Vajinismusun yaygınlığı ülkemizde ve diğer geleneksel kültürlerde batılı ülkelere göre daha oldukça fazla görülmektedir. Genellikle birleşemeyen çiftlerin yardım aradığı, ağrılı acılı birleşebilen hafif vajinismus olgularının tedavi başvurusunda bulunmadığı göz önüne alındığında gerçek oranları saptamak daha da zorlaşmaktadır. Türkiye’de cinsel sorunları saptamak amacıyla yapılan toplumsal bir taramada, %54 kadının ilk birleşme denemesinde korku, acı hissi ve kaçınma davranışı tanımladıkları ve cinsel birleşmenin gerçekleşmediği saptanmıştır. Bu kadınların % 17’sinin halen birleşemediği ya da birleşmede sorunlar tanımladığı tespit edilmiştir. Türkiye’de cinsel tedavi merkezlerine vajinismus nedeniyle başvuran hastaların oranı ise % 62.2-75.9 arasındadır. Batılı ülkelerde ise vajinismusun görülme sıklığı % 1-6’dır. 

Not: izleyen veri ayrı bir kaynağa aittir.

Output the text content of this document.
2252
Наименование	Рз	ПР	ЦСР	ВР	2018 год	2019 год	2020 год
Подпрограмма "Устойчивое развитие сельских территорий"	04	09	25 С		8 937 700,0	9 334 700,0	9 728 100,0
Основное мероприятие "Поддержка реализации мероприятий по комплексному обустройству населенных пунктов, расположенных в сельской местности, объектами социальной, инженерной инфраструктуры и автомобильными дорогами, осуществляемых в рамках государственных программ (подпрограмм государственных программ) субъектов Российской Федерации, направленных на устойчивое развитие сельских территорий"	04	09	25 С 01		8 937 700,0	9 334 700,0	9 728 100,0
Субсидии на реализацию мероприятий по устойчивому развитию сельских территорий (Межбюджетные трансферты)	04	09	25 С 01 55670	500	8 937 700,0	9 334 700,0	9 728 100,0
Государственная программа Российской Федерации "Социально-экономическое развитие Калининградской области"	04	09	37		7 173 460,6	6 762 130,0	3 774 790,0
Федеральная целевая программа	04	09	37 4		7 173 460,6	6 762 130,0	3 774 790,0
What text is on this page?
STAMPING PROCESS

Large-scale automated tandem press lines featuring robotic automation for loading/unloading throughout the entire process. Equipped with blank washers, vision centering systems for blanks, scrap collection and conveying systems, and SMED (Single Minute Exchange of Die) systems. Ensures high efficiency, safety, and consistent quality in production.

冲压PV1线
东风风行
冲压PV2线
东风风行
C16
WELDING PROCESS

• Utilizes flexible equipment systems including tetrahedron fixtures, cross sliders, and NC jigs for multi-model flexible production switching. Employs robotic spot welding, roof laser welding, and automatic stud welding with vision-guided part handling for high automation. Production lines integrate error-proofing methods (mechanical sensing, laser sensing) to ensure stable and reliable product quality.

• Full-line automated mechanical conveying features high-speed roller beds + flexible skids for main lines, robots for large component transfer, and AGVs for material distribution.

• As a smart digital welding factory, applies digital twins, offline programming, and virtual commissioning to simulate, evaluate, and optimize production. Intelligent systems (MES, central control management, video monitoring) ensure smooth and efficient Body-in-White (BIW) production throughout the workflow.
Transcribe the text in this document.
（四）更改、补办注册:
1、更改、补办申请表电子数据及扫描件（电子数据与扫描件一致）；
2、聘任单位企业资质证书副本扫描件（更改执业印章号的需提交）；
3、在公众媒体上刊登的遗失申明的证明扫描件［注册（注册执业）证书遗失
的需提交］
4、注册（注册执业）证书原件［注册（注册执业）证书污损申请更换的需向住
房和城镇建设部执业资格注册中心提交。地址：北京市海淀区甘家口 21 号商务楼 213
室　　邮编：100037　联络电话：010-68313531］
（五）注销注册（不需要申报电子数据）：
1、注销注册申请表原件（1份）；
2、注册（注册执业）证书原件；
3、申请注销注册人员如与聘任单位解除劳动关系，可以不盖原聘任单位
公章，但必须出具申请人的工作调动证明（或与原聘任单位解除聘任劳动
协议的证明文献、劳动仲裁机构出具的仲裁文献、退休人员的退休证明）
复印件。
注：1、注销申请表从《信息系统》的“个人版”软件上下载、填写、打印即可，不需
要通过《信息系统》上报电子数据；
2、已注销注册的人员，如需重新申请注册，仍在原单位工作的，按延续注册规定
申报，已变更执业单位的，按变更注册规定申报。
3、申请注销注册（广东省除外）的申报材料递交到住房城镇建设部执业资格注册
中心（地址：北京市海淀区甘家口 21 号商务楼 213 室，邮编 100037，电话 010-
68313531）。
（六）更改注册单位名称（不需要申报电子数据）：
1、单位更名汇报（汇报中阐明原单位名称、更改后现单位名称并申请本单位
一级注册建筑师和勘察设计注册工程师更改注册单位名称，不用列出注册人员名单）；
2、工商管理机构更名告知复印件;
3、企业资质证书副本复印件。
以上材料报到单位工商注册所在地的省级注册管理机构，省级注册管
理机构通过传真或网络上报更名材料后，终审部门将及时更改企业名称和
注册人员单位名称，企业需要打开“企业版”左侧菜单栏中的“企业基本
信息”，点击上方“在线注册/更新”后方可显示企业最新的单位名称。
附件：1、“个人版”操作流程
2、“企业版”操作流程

Vjinismus vakalarının daha az görülme sebepleri uygun cinsel eğitim verilmesine, cinselliğin konuşulabilirliğine, çocukluk yaşlarından itibaren cinselliğin bir haz alma davranışı olarak kurgulanabilirliğine, kadının cinselliğine de değer verildiği toplumların varlığına bağlı olarak gösterilebilir.

VAJİNİSMUSA SEBEP OLAN BİLİŞLER ve TABULAR

Cinsellikle ilgili yanlış inanışlar ve tabular vajinismus gelişiminde önemli rol oynamaktadır.

Cinsel mitlerin yaygınlığı ve cinsel bilgisizlik

Kendini doğrulayan kehanet

‘Kendini ve vajinasını en iyi koruyan en namuslu olandır’

‘Kanayacak acıyacak, daha çok kanayacak ve daha çok acıyacak’

Artan gerginlik eşiği seviyesi

Doğaya ve yaratılışa uygun davranamama

Egzersizlerle genişleyen kızlık zarı ve vajina

Vajinismusu olan kadınların çoğu, kendi cinsel organlarının çok küçük ve anormal olduğunu, vajinanın ya da kızlık zarının bir duvar oluşturduğunu, erkek cinsel organının çok büyük olduğunu, çok acıtacağını, çok zarar vereceği şeklinde yanlış inanışlara sahiptirler. Bu Yanlış tanımlamaları değiştirmek bile öğrenmede ve tedavide oldukça etkindir.

TEDAVİ

Cinsel terapi çoğunlukla çift görüşmesi şeklinde sürdürülür. Vajinismusu, çiftin sorunu olarak ele almak ve partneri de buna ikna ederek tedaviye aktif katılımını sağlamak çok önemlidir. Erkekler vajinismusu bir hastalık olarak kabullenmedikleri, belki de doğru bilgiye ulaşamadıkları için durumu istenmeme ve reddedilme olarak algılayıp, kırgınlık ya da öfke duyabilirler. Bazen durumun kendi yetersizlikleriyle ilgili olabileceğini düşünüp, kaygıyla zaman içinde cinsel isteksizlik ve sertleşme sorunları gelişebilir. Bu nedenle önce kapsamlı cinsel yaşam öyküsü alınır. Çiftin zorlukları değerlendirilir, kaygıları araştırılır. İlk seanslarda yapılan gecikmiş bir cinsel eğitimdir. Çiftin cinsel sağlıkla ilgili bilgilendirilmesi, yanlış inanışların düzeltilmesi, cinsel organlar ve cinsel fizyolojiyle ilgili doğruların aktarılması hedeflenir. Sonrasında egzersizlerle kademeli olarak kasılmanın ve girişle ilgili korkuların üzerine gidilir.

 

Bir-iki görüşme ve danışmanlıkla düzelen hafif olgular olduğu gibi uzun süreli tedavi gerektiren zor vakalar da olabilir. Çift terapisi dışında bazı vakalarda bireysel görüşmeler ya da grup terapileri uygulanabilir. Cinsel terapi yöntemleriyle tam düzelen olgularda, terapistin onayıyla sonlandırılan tedaviler sonrası yineleme beklenmez. 

Vajinismus tedavisinde amaç, bir şekilde penisin vajene girişini sağlamak değil, kadının kasılma, acı, kaçınma, korku gibi olumsuzluklar yaşamadığı, çiftin haz aldığı, doyumlu bir cinsel yaşama ulaşmasını sağlamaktır.

 

Sayfa içeriği sadece bilgilendirme amaçlıdır, tanı ve tedavi için mutlaka doktorunuza başvurunuz.